How then are we to gain the secret? What is the secret of moral courage? And, in answering that question, let us be perfectly fair to those who, like the Stoics of old, showed a wonderful endurance with no knowledge whatever of Christ, and very little belief in another world; let us be perfectly honest and frank with regard to the virtue of those in our day who, having lost, to their infinite misfortune, their childish faith, still say to themselves: "I will cling to my morality, I will try and keep a clean hand and a pure heart"; let us give full allowance to what we have heard of this morning in this cathedral—the power and the influence of secondary motives, secondary motives allowed sometimes to save us for the time before the primary motive comes in—but still, making all allowance for that, what is the secret of the best moral courage? It is not the highest moral courage merely to endure, it is not the highest moral courage, like the old Roman, just to fold our toga round us and die. There has come a new thing into the world, a new kind of moral courage, and that moral courage is full of inspiration and full of cheerfulness: it does not merely bear the cross, it takes up the cross.

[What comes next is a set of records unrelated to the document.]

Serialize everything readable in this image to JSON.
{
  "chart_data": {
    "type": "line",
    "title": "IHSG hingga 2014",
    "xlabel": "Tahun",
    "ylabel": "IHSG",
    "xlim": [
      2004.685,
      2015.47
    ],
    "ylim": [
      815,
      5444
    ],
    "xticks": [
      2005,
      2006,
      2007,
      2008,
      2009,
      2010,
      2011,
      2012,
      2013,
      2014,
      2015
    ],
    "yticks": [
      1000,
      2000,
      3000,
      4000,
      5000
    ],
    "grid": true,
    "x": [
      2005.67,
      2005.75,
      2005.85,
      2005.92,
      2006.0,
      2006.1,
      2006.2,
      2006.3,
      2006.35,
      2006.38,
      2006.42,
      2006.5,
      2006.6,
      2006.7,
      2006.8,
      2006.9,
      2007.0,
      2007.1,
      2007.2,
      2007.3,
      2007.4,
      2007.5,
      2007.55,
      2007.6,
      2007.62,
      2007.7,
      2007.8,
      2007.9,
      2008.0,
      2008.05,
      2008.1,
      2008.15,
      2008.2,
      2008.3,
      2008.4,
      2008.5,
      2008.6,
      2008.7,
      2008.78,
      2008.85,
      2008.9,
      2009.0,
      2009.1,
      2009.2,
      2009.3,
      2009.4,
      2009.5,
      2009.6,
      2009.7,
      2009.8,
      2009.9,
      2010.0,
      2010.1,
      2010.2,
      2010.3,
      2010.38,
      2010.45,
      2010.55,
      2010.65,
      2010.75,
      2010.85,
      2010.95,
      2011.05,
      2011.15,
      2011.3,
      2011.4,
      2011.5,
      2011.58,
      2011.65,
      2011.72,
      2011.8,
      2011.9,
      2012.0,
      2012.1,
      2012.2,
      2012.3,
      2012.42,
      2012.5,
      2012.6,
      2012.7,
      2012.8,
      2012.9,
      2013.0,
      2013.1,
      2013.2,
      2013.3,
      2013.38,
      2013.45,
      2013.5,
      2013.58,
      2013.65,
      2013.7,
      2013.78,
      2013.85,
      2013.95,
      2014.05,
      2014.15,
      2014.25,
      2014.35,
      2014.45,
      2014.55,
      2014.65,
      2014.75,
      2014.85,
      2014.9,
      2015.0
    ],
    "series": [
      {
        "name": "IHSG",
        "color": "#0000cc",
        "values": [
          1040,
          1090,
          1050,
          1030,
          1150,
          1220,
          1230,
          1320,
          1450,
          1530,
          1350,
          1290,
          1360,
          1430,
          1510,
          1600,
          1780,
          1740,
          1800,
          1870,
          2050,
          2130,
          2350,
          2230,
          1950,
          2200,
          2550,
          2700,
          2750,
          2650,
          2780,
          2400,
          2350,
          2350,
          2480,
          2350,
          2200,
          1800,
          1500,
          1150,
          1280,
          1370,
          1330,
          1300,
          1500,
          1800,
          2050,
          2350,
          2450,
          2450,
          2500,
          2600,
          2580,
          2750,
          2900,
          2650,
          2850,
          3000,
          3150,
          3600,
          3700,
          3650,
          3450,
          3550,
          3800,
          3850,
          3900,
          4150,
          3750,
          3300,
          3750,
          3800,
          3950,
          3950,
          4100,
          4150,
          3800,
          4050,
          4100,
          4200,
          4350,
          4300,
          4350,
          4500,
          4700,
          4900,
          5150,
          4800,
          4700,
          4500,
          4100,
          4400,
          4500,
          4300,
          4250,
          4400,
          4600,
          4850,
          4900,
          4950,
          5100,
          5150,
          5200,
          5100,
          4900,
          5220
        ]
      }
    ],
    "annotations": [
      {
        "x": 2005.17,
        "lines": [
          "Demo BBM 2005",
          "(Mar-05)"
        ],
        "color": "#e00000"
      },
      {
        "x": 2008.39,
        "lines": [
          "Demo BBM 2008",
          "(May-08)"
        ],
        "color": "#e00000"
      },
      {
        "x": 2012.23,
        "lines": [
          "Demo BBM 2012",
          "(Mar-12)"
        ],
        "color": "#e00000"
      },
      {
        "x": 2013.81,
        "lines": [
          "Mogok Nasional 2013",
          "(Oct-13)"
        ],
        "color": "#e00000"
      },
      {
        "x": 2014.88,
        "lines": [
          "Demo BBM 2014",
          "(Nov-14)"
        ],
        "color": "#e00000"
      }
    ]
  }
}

It has in the midst of its own sorrow a force and a power which shake the world; it has in the midst of personal trouble,

"A heart at leisure from itself
To soothe and sympathize."

And what is the secret of that? And I would dare anyone here, whatever may be their private belief, to doubt or to dispute this, that it is produced and shown by no one else but those who believe that Jesus is with them in the ship; and that when you see some woman going through the most terrible trouble, perfectly calm, quiet, brave and cheerful; when some man, over whom all the waves and storms are bursting, stands there brave, and cheerful, and happy in the hour of trial, it is because, unheard by the world, he hears a voice in his ear saying, "Why are ye fearful? O ye of little faith," because, unseen by the world, he sees Someone standing with His hand upon the tiller, Someone Whom he believes to have supreme power in the last resort over the waves, and Who he knows, at exactly the right moment when it is best for him, will say the word before which every billow and every storm sinks to rest, "Peace be still."

The trial is that Jesus often seems asleep; the trial is that when the ship of State labours on in the trough of the waves there seems no steersman in view; the trial is that when the Church seems overwhelmed by controversy, and about to be buried under its waves, Jesus makes no sign; the trial is that Lazarus actually dies and lies dead, and Jesus still stays two days in the same place where He was; but the magnificent truth which we Christians believe is this—that, though apparently asleep, He never is asleep; that He rises from time to time and shows His strength; that He rose once and burst into fragments the power of death. They thought He was quite asleep in the grave, but He rose with all His power, and broke for every mourner throughout the ages that were to come, the power of death for ever. He rises in the midst of the Church, He brings the Church in His own time into a peace and calm which seemed at one time impossible; He rises in our own personal life, and while the world thinks how that poor man or poor woman is overwhelmed with trouble, we know that we are in a wonderful and supernatural calm.

And, therefore, the whole question is this: Have we got, or do we believe we have got, Jesus in the ship with us? Do we hear His voice saying, "Be of good cheer; it is I, be not afraid?" As we watch, then, the moral courage produced in our Queen by her simple, but strong faith, I beg you with me to pray God to grant us a living faith in Jesus Christ, which is the secret of strength, and we shall find that it will give us moral courage, not of earth, which the world can neither give nor take away.

[1] "Memorials: Personal and Political of the Earl of Selborne." Vol. IV., 161.